Simpati masyarakat tidak terbatas dikawasan Tanaha Karo saja, melainkan meluas sampai ke daerah tetangga seperti: Tanah Pinem Dairi, Singkil Aceh Selatan, Alas Gayo Aceh Tenggara, Langkat dan Deli Serdang. Hubungan dengan daerah–daerah tersebut terpelihara serasi, terlebih-lebih kegigihan perlawanan rakyat Aceh Selatan dan Aceh Tenggara terhadap penjajah Belanda, dikagumi dan dipantau secara berlanjut.
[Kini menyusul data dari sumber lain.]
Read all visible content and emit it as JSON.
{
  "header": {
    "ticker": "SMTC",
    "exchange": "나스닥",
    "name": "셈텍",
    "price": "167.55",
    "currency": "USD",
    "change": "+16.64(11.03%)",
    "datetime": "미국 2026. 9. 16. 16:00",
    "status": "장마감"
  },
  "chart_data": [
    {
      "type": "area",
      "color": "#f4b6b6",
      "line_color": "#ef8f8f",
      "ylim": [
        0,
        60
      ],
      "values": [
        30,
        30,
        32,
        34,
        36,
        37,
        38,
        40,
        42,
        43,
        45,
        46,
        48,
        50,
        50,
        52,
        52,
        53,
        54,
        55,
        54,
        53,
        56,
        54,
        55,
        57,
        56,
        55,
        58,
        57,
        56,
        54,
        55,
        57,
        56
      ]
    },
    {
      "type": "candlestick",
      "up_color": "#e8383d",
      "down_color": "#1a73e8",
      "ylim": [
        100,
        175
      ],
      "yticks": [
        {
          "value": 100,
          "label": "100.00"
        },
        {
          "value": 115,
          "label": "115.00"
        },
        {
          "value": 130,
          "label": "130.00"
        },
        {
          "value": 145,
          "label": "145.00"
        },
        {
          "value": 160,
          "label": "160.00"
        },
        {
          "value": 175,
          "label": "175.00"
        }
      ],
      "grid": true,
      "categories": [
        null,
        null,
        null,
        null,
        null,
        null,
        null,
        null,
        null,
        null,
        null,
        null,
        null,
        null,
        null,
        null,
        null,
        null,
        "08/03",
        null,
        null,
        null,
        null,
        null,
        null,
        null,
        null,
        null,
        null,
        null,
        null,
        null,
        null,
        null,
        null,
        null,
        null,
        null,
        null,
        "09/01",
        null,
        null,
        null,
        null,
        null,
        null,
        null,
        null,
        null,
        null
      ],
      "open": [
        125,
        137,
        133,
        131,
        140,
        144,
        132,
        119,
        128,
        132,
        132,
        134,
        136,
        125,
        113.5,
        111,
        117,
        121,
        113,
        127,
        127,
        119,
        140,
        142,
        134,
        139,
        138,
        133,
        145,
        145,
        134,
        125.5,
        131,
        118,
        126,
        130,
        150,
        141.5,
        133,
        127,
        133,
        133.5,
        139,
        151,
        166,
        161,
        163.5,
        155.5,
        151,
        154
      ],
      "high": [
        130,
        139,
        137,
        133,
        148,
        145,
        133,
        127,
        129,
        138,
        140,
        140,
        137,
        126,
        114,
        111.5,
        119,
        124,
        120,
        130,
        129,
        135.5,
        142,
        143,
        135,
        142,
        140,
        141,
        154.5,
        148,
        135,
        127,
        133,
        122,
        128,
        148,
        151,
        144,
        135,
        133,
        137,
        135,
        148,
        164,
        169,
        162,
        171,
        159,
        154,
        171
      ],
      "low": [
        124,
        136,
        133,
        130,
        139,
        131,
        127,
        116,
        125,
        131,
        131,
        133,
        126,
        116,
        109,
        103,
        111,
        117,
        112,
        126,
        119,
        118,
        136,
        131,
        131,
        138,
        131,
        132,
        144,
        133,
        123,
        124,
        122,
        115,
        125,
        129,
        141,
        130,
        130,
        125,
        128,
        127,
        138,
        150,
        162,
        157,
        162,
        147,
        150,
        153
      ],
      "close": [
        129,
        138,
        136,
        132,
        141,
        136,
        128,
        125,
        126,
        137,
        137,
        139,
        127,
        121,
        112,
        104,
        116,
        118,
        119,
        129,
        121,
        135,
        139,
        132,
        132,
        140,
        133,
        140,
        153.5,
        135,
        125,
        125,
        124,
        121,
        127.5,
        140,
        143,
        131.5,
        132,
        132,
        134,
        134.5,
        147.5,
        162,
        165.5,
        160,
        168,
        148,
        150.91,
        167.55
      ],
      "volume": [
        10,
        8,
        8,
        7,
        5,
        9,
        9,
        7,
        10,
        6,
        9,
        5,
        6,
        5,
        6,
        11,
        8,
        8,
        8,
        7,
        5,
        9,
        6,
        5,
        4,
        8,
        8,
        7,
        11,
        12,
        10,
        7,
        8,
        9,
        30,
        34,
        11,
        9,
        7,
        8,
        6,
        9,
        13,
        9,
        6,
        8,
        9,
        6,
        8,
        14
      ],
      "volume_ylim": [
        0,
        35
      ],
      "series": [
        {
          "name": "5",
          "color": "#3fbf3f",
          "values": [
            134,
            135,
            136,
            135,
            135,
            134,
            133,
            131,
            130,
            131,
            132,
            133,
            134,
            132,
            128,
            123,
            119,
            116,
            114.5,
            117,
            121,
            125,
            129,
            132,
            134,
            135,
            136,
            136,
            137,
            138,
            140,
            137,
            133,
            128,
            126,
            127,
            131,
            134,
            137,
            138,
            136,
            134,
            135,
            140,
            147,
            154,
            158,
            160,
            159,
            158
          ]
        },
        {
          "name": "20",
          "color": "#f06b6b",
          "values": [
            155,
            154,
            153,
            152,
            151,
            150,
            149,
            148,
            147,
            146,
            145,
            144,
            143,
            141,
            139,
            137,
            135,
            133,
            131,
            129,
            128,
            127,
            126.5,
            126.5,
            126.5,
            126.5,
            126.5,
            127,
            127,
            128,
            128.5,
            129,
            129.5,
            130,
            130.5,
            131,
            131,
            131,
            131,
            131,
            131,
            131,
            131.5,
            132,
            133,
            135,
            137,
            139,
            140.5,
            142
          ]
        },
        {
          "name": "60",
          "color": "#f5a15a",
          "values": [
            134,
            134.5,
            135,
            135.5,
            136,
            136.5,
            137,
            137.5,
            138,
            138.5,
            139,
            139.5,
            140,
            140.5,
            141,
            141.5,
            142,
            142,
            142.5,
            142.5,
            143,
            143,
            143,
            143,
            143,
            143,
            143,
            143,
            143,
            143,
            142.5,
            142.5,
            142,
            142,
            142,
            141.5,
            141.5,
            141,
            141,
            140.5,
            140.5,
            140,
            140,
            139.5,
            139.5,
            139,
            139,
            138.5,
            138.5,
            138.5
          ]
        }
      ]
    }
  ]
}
Latar Belakang Ekspansi Belanda ke Tanah Karo
Pada tahun 1870, Belanda telah menduduki Sumatera Timur yaitu di Langkat dan sekitar Binjai membuka perkebunan tembakau dan karet. Belanda ingin memperluas usaha perkebunan ke Tanah Karo dengan alasan tanah di sekitar Binjai telah habis ditanami.
Tanah Karo telah diketahui Belanda karena kerbau sebagai penarik kereta keperluan perkebunan diperoleh dari Tanah Karo. Disamping itu Binjai pada waktu itu telah menjadi kota yang didiami tuan-tuan kebun Belanda dimana banyak didatangi orang-orang Karo dari Karo Tinggi dan ada diantaranya yang bekerja sebagai pekerja kebun maupun mandor.
Kepopuleran Kiras Banguna/Garamata telah diketahui oleh Belanda dari penduduk Langkat dan lebih jelas lagi dari Nimbang Bangun yang masih ada ikatan keluarga dengannya. Untuk itu timbul keinginan Belanda menjalin persahabatan dengan Garamata agar dibenarkan memasuki Tanah Karo guna membuka usaha perkebunan. Persetujuan Garamata atas kedatangan Belanda akan diberi imbalan uang, pangkat dan senjata.
Tawaran Belanda demikian mengandung maksud-maksud tersembunyi yang sukar ditebak apalagi Tanah Karo tidaklah cukup luas untuk jadi perkebunan.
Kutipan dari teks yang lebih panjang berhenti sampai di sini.